Potrebbero sorgere in tal caso delle difficoltà dovute al fatto che la situazione della maestra antifascista milanese sconta l'impostazione culturale oggi prevalente in Ungheria, dove i nazisti autori di aggressioni ben più gravi non vengono perseguiti con energia adeguata, mentre i rigori della legge sono riservati in pieno a coloro che professano ideologie incompatibili col governo.
E' pertanto necessario che il governo italiano si muova con rapidità ed efficacia sul piano dei rapporti bilaterali con l'Ungheria, per ottenere che il governo di Budapest acconsenta al trasferimento. Abbiamo avuto su questo riscontri molto positivi nell’incontro con l’ambasciatore italiano che abbiamo svolto sabato sera e andamento altrettanto soddisfacente ha avuto quello avuto dallo stesso ambasciatore con i familiari di Ilaria e i suoi avvocati italiani Eugenio Losco e Mauro Traini, martedì mattina.

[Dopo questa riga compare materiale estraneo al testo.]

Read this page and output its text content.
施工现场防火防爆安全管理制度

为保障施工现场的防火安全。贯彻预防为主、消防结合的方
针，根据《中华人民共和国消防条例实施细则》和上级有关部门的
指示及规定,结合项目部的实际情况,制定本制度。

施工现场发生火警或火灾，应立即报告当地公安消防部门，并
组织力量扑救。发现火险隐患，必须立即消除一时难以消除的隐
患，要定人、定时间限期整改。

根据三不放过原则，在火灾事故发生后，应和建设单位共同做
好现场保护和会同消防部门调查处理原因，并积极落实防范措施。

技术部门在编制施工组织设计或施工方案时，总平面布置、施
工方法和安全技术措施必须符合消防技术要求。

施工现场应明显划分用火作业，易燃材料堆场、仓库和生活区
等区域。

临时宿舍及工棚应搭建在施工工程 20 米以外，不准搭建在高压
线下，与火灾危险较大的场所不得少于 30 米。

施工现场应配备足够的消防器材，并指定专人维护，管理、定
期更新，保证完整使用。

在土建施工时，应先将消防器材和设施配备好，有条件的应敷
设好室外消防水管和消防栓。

L’impatto che si è registrato sull’opinione pubblica italiana con la visione delle immagini di Ilaria trascinata in catene al cospetto del giudice ha del resto amplificato la dimensione politica della vicenda e riteniamo che a questo punto il governo italiano non possa sottrarsi alle sue responsabilità e debba ottenere il rispetto dei diritti di Ilaria e il suo trasferimento in Patria, nel nome di principi di civiltà giuridica che dovrebbero essere condivisi da tutti i Paesi europei, e anche dell’antifascismo che dovrebbe costituire anch’esso un patrimonio comune. Due basi fondamentali della convivenza a livello europeo, che riguardano Italia e Ungheria allo stesso modo, sia singolarmente che nei rapporti reciproci, e dalle quali non si può prescindere per garantire un futuro degno ai popoli europei.